Salt Lake City Mayor Ralph Becker, the president of the National League of Cities, said that he understands the concerns but that the challenge set by first lady Michelle Obama to end veteran homelessness — a challenge accepted by 604 local leaders — has created invaluable partnerships that will eventually help end all homelessness.
“What this shows us in Houston, Salt Lake City, Phoenix and New Orleans is that we know what to do and we know how to do it,” he said. “We now know that if we target a portion of the homeless population, we can get this done … We need to apply the same kind of commitment and the same kind of resources to everyone.”

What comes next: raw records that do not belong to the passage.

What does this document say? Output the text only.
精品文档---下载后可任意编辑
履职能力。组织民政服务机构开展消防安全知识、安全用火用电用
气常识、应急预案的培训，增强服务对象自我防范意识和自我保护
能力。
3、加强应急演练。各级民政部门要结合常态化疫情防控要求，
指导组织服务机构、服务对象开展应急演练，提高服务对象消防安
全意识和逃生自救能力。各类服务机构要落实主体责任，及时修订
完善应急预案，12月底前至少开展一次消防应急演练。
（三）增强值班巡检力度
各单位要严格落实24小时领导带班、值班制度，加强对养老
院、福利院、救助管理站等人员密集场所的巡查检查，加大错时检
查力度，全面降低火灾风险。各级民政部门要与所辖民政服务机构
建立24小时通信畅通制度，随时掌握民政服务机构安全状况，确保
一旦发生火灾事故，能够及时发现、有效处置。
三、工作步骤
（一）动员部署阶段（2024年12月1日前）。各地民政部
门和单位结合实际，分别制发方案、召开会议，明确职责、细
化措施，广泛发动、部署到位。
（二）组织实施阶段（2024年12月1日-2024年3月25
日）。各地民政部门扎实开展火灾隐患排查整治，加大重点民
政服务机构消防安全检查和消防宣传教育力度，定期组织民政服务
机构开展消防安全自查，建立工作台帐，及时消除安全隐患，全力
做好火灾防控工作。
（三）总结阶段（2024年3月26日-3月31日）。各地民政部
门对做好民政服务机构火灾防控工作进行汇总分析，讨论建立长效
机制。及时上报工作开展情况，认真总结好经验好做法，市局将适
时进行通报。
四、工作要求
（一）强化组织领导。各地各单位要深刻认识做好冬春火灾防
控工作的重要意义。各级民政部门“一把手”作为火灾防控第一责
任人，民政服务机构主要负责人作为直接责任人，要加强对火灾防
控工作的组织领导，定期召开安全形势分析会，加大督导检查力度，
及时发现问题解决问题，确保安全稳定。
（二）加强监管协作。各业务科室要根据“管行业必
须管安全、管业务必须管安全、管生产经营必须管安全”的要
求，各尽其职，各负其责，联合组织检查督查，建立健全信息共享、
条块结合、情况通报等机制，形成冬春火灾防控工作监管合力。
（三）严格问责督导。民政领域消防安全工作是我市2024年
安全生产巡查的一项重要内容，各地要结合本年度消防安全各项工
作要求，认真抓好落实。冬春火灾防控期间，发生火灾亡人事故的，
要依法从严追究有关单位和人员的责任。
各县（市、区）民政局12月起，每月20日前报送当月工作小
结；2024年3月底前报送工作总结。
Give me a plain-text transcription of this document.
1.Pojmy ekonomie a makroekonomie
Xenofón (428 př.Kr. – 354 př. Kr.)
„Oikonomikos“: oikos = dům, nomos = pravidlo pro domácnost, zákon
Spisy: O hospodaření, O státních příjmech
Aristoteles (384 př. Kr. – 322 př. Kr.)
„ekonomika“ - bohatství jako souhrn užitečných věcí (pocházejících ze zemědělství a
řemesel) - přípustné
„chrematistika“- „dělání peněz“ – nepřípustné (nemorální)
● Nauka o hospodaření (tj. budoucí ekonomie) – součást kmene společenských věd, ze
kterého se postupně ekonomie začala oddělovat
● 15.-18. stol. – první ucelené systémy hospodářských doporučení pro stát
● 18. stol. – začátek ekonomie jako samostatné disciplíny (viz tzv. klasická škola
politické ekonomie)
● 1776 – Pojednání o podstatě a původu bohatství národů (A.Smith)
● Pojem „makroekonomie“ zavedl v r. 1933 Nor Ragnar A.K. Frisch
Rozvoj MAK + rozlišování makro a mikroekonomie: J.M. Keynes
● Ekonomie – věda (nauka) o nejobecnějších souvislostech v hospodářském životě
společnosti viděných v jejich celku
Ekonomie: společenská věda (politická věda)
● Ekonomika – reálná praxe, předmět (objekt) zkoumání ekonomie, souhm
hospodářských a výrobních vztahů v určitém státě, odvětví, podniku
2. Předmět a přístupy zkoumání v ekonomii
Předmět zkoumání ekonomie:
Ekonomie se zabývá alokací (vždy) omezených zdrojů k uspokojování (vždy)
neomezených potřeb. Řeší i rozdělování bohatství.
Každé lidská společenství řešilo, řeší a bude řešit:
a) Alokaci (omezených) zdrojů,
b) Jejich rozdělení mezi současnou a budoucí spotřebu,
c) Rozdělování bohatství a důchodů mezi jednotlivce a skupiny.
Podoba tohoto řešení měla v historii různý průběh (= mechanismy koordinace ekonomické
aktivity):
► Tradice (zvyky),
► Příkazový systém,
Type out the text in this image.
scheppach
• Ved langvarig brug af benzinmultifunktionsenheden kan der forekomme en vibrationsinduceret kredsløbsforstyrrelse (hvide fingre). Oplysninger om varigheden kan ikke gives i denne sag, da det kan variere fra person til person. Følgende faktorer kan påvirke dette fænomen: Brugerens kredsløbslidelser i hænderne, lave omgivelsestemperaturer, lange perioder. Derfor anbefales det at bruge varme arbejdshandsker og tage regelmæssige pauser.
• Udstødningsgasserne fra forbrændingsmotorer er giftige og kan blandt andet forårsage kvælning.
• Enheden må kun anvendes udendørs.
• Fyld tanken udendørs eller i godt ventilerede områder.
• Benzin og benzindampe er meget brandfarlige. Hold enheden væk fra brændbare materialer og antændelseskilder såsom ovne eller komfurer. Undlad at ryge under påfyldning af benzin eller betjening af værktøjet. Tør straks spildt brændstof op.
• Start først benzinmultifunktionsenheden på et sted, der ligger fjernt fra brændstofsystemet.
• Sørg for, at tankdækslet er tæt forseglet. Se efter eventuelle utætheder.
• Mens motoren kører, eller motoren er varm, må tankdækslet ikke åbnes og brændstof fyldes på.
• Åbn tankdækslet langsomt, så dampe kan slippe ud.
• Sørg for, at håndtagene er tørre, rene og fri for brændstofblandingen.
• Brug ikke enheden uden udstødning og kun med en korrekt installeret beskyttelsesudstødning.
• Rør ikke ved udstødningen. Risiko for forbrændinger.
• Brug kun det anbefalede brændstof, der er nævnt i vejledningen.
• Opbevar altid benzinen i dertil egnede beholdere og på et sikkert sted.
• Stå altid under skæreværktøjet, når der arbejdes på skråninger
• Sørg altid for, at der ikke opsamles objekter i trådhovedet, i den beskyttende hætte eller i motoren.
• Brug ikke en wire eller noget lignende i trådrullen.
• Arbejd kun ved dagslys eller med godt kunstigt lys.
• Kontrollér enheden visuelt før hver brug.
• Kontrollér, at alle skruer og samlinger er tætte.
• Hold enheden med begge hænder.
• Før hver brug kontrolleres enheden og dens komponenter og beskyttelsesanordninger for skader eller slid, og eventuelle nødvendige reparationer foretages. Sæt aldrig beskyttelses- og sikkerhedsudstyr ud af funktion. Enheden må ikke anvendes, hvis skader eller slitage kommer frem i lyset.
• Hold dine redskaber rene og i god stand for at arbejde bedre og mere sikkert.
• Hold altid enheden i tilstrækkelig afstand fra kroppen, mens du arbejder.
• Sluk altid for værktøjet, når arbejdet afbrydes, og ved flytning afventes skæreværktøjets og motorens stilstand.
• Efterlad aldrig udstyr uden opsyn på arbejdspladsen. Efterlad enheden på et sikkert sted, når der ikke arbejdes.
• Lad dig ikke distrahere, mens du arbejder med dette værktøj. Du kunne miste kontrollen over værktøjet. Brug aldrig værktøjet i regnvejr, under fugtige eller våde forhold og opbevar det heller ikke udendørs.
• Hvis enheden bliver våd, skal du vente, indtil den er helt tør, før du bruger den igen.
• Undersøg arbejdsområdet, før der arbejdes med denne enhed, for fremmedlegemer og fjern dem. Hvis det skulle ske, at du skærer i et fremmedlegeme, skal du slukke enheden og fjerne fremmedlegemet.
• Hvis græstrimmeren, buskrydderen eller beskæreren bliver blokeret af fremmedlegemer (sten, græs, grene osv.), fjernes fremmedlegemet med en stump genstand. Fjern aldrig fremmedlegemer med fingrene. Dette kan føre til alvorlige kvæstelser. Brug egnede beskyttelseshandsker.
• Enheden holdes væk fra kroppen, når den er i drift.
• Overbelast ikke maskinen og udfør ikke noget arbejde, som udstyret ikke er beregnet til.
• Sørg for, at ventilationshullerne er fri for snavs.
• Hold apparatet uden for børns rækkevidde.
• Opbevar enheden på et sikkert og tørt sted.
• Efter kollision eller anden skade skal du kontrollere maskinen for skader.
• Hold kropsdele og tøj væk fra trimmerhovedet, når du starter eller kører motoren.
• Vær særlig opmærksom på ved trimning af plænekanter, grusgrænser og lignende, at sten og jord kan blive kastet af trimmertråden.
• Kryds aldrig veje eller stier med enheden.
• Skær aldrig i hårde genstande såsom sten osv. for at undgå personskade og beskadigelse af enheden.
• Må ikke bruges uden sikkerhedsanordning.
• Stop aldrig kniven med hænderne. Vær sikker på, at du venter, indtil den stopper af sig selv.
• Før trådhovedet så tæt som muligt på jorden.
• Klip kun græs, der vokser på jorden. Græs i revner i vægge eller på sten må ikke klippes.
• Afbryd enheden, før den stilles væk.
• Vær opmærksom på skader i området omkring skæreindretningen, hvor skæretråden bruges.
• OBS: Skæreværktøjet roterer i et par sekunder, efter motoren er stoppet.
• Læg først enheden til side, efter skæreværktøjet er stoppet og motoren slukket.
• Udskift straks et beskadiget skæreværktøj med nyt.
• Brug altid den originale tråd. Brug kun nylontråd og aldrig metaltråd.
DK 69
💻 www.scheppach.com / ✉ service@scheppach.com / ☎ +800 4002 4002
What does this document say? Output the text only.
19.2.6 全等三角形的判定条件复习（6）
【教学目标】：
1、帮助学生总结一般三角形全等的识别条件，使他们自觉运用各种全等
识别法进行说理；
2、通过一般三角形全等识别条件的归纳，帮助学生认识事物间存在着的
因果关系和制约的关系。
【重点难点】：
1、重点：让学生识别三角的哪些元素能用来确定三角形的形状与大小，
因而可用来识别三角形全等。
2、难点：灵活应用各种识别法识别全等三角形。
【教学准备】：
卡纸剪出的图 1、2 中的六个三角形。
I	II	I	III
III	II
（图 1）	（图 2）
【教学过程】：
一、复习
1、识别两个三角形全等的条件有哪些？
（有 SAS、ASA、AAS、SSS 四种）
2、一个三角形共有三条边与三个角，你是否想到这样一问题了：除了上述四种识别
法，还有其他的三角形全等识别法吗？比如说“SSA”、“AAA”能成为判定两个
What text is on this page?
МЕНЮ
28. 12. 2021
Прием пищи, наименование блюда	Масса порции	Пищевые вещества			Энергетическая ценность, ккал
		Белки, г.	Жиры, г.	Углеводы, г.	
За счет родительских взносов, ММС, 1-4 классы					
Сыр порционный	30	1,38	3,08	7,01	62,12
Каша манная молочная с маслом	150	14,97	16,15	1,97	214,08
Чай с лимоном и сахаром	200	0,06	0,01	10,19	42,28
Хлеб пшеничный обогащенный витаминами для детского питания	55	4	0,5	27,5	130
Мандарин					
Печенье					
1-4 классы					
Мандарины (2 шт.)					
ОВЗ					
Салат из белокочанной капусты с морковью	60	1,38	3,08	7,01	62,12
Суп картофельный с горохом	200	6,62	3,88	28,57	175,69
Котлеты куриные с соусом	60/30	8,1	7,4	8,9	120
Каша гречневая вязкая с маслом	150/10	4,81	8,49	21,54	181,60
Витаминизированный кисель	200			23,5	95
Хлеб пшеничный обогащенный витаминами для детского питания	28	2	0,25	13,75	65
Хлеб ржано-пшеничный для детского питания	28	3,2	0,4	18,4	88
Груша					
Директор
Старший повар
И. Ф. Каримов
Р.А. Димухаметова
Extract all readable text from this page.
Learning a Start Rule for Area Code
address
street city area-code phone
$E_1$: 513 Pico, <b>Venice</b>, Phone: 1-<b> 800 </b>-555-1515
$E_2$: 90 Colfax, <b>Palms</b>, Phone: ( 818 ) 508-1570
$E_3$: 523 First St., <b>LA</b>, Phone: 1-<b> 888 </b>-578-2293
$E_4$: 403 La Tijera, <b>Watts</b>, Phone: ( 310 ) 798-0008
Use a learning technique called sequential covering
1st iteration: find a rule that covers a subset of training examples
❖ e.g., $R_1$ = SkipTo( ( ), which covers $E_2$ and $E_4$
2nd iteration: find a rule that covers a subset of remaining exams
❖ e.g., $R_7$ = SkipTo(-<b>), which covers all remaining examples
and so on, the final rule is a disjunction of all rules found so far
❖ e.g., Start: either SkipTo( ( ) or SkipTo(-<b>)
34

“Our courageous veterans deserve the opportunity to experience the American dream they’ve risked so much to defend,” said Department of Housing and Urban Development Secretary Julián Castro in Houston Monday. “Thanks to our coalition of federal and local leadership, Houston has developed the tools to identify and support every veteran in the city experiencing homelessness.”
The challenge is even greater in Los Angeles, the city with the most homeless veterans, estimated at more than 3,700. The overall homeless population in much of Los Angeles County has gone up 16 percent, to more than 41,000, since 2013, according to the Los Angeles Homeless Count conducted in January. The number of homeless veterans in the county has stayed about the same.
And that’s despite HUD-VASH, the Department of Housing and Urban Development and Department of Veterans Affairs Supportive Housing voucher program. People Assisting the Homeless, a Southern California organization with a network of homeless shelters and housing services, gave out 1,100 HUD-VASH vouchers to homeless vets last year.
Brown said she saw nothing wrong with targeting homeless veterans.
“These veterans gave more than certainly I have ever been asked to give in support of my country,” she said. “I can’t imagine anyone would question they deserve housing and stability once they return. It’s a population that already sacrificed for me. I certainly think they should be at the top of the list.”